Pesem estas reflexões, para o nosso estudo parece-nos importante focar as transformações do conceito de família em Portugal, derivadas de fatores económicos, sociais, culturais, religiosos e jurídicos. Dessas transformações resultaram novas estruturas familiares e novas dimensões do agregado familiar, que acabam por ter repercussões tanto para a família em si como para a sociedade. Existem várias tipologias de estrutura familiar, baseando-se em diferentes critérios. Caniço et al. apresentaram em 2010 o que consideram os ‘novos tipos de família’ (quadro 9) – (…) caracterizando cada um e apresentando um plano de cuidados de saúde à família (ob. cit., p.9) - utilizando como critérios de classificação a estrutura/dinâmica global, a relação conjugal e a relação parental, numa perspetiva que se relaciona com a visão de um especialista em Medicina Geral e Familiar. Segundo os autores (p.7 a 9), [n]as últimas décadas, temos assistido a enormes mudanças na estrutura das famílias, [que] influenciam e são influenciadas pela saúde dos seus elementos [definindo-se] uma classificação prática e “lucrativa” em termos de avaliação da estrutura e dinâmica familiar, que permita melhorar os cuidados assistenciais prestados aos utentes.

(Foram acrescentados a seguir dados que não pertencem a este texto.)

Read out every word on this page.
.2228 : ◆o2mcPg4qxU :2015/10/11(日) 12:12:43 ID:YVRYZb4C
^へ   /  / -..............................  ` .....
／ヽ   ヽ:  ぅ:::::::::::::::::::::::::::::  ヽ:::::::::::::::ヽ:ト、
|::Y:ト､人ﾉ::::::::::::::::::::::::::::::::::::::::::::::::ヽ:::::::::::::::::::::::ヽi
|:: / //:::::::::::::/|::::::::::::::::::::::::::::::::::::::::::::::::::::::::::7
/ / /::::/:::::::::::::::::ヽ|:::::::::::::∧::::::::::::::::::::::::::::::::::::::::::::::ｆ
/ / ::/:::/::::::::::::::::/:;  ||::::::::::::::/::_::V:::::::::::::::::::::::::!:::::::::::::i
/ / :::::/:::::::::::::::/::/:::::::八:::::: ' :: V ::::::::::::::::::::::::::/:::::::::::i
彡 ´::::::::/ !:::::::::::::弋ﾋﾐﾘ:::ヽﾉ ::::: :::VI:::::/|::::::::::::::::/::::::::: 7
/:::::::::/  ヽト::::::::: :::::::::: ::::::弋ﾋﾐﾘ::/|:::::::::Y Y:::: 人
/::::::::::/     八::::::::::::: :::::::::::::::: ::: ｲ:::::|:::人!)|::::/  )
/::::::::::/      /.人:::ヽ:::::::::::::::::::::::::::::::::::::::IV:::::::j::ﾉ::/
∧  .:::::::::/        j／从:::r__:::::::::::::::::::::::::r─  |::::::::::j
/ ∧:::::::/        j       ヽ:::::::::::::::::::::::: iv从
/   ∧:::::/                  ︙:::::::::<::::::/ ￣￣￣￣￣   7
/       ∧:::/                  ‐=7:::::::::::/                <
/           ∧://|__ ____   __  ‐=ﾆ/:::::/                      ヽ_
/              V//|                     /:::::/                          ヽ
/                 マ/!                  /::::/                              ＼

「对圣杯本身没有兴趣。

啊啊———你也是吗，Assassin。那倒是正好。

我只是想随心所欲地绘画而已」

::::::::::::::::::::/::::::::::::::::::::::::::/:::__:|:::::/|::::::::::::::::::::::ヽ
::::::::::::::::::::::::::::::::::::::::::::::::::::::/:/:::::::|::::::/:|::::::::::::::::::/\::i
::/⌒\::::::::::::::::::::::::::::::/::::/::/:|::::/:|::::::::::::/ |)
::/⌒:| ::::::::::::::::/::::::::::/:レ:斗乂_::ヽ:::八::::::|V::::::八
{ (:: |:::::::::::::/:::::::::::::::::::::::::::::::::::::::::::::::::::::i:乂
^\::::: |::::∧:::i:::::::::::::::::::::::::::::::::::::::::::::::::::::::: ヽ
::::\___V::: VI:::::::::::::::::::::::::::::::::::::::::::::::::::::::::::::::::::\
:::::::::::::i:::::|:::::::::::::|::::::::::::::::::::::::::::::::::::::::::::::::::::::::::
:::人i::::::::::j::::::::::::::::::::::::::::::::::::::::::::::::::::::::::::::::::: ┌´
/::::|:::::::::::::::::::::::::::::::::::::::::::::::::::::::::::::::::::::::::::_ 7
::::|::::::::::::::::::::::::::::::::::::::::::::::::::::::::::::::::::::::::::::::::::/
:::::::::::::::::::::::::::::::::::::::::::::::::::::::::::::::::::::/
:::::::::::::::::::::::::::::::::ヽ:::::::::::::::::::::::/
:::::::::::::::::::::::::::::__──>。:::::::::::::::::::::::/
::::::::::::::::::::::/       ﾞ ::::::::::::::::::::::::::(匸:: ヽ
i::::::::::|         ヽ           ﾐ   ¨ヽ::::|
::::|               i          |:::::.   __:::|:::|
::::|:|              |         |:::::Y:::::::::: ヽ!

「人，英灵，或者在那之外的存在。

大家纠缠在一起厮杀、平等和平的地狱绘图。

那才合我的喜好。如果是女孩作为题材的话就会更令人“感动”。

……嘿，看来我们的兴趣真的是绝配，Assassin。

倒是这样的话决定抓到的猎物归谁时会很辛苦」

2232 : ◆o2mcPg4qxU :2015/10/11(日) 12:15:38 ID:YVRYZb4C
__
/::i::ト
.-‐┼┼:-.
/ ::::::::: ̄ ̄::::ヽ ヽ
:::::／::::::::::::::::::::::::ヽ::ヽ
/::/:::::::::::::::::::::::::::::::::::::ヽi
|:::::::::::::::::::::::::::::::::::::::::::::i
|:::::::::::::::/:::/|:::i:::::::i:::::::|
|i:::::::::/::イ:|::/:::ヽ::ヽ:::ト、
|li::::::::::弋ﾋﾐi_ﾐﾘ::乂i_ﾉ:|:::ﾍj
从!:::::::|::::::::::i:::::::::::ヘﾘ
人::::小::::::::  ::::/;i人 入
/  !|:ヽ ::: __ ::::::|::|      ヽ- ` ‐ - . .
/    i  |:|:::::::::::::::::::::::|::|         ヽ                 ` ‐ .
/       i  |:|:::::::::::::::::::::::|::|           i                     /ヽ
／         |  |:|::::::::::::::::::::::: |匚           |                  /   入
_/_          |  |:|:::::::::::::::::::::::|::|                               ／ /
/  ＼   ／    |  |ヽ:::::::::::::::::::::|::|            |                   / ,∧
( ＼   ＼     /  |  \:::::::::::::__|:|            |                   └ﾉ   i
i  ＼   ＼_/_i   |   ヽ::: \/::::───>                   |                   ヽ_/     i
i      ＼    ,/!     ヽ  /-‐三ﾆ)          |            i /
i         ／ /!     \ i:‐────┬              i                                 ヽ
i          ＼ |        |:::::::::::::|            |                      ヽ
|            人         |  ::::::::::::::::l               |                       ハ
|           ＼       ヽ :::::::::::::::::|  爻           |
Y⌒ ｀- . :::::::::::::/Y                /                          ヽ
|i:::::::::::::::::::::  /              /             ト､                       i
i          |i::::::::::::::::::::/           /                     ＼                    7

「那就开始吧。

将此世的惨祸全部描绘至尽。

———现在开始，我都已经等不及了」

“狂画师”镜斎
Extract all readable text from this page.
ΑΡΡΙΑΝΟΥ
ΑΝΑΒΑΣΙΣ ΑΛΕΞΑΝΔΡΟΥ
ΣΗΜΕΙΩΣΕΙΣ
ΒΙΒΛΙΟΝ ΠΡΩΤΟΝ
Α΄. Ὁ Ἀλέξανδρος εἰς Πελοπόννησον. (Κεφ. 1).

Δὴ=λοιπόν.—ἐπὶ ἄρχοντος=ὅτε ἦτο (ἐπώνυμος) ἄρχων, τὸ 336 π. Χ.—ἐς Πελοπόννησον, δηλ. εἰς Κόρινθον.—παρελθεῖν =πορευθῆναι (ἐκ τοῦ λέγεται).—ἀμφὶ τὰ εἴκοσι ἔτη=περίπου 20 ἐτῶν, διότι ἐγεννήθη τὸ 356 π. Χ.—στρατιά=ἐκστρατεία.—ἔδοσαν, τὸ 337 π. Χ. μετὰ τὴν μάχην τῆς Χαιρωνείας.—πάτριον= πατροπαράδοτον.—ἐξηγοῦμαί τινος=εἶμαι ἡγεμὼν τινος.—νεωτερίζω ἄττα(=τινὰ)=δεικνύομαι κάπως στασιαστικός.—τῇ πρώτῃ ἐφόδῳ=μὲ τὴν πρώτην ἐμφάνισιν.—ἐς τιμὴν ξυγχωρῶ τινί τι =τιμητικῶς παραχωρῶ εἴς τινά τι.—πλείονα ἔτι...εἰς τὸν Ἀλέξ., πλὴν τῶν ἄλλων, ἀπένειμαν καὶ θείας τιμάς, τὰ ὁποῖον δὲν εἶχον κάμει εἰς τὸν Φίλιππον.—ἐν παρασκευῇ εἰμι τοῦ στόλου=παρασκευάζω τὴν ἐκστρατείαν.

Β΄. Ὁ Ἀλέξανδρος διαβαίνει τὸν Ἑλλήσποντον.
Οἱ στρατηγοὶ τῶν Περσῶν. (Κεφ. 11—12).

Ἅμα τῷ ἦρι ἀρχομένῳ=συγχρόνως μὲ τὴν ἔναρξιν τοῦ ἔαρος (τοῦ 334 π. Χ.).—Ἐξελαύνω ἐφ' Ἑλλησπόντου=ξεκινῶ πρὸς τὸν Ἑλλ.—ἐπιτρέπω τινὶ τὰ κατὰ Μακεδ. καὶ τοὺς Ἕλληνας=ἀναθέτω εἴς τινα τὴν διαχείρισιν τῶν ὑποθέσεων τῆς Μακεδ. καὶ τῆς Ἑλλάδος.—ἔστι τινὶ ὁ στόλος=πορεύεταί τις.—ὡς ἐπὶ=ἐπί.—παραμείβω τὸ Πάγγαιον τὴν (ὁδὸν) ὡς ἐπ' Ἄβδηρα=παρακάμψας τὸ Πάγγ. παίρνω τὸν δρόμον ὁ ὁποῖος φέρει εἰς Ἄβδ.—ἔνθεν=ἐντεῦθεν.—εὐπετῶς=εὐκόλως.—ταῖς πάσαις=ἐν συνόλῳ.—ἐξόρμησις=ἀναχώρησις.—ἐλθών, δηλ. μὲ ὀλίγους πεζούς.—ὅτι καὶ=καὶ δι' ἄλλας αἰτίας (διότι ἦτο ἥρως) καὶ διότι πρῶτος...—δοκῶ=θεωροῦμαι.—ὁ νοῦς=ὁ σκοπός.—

Ou seja, a tipologia que propõem parte do pressuposto que cada tipo de família encerra em si características que importa descriminar, uma vez que se vão ter reflexos (…) em variáveis como mortalidade, longevidade, doenças psiquiátricas e comportamentos dos seus elementos, assim como (…) inúmeros fatores, alguns dos quais médicos (outros de adaptação social), influenciam a estrutura das famílias (ob. cit., p.6). Se muitos estudos podem ser evocados para justificar a influência da família no nosso comportamento a vários níveis (cognitivo, motor, emocional, afetivo), condicionando a construção da nossa identidade e a definição do nosso projeto de vida, Caniço et al. expressam a sua visão clínica…mas sem dúvida complementar à de Nolte e Harris (2003) no seu livro As crianças aprendem o que vivenciam (Quadro 9).